This Week @ MHS

By Dan Hinchen

We have a busy week here at the Society with several public events on tap. First up, on Tuesday, 14 January, is an Environmental History Seminar featuring Edward D. Melillo of Amherst College. “Out of the Blue: Nantucket and the Pacific World” builds upon insights from environmental history, migration studies, and cultural geography to argue that certain historical groups of displayed a rooted cosmopolitanism, which develops through sustained encounters with the peoples and environments of far-away places. Through whaling, Nantucket mariners came to know a distant ocean and its inhabitants in was that were often more refined and subtle than many contemporaneous understandings of the Pacific World. Nancy Shoemaker, University of Connecticut, provides comment. Seminars are free and open to the public; RSVP required. Subscribe to receive advance copies of the seminar papers. The seminar begins at 5:15PM.

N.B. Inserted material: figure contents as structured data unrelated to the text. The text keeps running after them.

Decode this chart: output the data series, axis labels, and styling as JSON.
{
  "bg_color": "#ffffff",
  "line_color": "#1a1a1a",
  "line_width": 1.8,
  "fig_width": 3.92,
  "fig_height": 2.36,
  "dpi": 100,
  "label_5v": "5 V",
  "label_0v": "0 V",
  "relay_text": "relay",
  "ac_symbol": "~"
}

On Wednesday, 15 January, stop by at noon for a Brown Bag lunch talk with Dylan Yeats, New York University, presenting “Americanizing America: Yankee Civilization and the U.S. State.” With research at the Massachusetts Historical Society and the Boston Athenaeum, Yeats is charting the evolution of what he terms the Yankee Network, comprising academic, educational, missionary, and social reform organizations, and the ways in which this network sought to harness those organs of the state that it could over the nineteenth and early twentieth centuries. Brown Bag discussions are free and open to the public.

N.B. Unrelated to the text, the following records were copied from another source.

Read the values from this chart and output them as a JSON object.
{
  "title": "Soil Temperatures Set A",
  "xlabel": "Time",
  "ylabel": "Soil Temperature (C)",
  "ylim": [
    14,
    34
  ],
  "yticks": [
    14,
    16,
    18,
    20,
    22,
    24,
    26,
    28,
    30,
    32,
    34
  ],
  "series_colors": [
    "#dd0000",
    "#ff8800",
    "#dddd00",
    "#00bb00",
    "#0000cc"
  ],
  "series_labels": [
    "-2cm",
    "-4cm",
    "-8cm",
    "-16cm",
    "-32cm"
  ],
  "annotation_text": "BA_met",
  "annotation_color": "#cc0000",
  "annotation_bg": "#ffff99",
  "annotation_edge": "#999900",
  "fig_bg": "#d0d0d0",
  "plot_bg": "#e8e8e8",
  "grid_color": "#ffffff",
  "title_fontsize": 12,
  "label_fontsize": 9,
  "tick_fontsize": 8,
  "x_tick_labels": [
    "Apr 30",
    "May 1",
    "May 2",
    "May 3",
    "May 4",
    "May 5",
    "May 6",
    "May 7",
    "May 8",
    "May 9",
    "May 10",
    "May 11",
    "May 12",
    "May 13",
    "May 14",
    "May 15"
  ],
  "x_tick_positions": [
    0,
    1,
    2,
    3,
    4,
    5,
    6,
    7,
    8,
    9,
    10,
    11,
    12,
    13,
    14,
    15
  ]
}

Also on Wednesday, MHS Associate Members (age 40 and under) are invited to an evening social with the Young Friends of Historic New England. Guests will gather at the MHS for a reception followed by a scavenger hunt based on “The Cabinetmaker & the Carver” exhibition. For more information, please call 617-646-0543 or e-mail awolfe@masshist.org. And speaking of the current furniture exhibition, if you have not seen it yet then you are running out of time! The exhibition ends on Friday, January 17. Make sure you come in sometime this week between 10:00AM and 4:00PM to catch a rare glimpse of these Massachusetts-made pieces from private collections which span four centuries.

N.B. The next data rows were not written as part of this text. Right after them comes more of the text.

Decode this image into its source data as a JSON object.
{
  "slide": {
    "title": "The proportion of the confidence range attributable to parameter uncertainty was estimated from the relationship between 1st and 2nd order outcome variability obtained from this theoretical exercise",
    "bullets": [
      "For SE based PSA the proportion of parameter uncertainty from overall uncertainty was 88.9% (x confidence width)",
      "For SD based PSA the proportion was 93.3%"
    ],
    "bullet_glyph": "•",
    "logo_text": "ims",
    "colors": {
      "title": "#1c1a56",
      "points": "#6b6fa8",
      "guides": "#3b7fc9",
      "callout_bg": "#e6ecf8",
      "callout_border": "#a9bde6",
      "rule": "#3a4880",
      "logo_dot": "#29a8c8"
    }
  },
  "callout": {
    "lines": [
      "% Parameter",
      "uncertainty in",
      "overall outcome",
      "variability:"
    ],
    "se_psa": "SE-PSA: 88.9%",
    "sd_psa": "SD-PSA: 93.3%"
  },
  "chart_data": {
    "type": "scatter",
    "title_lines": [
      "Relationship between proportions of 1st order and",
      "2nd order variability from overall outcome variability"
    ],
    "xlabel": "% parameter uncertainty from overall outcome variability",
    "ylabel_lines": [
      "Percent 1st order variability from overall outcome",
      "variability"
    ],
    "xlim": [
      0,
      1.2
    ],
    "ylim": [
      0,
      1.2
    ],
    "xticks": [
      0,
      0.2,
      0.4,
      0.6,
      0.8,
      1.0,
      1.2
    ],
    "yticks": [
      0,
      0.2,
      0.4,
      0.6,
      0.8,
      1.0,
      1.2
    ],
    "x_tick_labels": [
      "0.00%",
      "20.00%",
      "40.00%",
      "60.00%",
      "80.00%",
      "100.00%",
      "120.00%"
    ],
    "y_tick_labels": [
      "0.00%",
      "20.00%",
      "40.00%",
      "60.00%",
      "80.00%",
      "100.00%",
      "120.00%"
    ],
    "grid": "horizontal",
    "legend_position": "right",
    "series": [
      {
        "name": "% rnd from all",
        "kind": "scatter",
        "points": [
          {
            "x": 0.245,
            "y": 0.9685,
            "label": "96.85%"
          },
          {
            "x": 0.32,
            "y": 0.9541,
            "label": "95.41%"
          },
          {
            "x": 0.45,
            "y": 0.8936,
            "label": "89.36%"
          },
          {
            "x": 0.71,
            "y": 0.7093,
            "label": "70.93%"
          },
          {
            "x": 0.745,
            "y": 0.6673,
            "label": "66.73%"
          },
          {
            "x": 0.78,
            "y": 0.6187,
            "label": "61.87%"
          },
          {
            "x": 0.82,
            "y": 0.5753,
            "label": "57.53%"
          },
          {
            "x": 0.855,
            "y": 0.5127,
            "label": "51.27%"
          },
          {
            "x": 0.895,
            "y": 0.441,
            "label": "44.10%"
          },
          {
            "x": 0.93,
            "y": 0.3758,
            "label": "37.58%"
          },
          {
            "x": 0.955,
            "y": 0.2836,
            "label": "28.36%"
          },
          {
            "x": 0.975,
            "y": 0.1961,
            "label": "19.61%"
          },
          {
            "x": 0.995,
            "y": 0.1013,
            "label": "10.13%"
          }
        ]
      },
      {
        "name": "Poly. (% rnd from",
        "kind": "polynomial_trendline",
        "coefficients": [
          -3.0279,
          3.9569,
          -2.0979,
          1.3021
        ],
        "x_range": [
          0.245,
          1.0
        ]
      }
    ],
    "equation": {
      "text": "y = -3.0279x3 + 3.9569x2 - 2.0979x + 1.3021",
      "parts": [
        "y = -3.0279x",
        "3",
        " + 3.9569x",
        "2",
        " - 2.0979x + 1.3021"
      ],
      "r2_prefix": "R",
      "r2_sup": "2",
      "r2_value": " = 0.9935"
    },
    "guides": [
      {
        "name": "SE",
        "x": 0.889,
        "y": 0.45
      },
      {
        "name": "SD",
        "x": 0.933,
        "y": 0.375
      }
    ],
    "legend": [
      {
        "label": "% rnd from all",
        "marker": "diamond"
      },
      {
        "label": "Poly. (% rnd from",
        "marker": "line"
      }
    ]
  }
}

Finally, on Thursday, 16 January, there is another seminar, this time from the Biography series. “When Subjects Talk Back: Oral History, Contemporary Biography, and the Runaway Interview” will feature a conversation with Joyce Antler, Professor of American Studies at Brandeis, who is currently writing a book on Jewish women active in the feminist movement; Claire Potter, Professor of History at the New School, who is writing on anti-pornography efforts in the 1980s; and Ted Widmer of Brown University, senior advisor to former Secretary of State Hillary Rodham Clinton. The moderator for the discussion is Carol Bundy, author of “The Nature of Sacrifice: A Biography of Charles Russell Lowell, Jr., 1835-64.” The talk begins at 5:30PM and is open to the public. Be sure to RSVP for this program by emailing seminars@masshist.org or phoning 617-646-0568.

Please note that the Society is closed on Monday, 20 January, in observance of Martin Luther King, Jr. Day. Normal hours will resume on Tuesday, 21 January.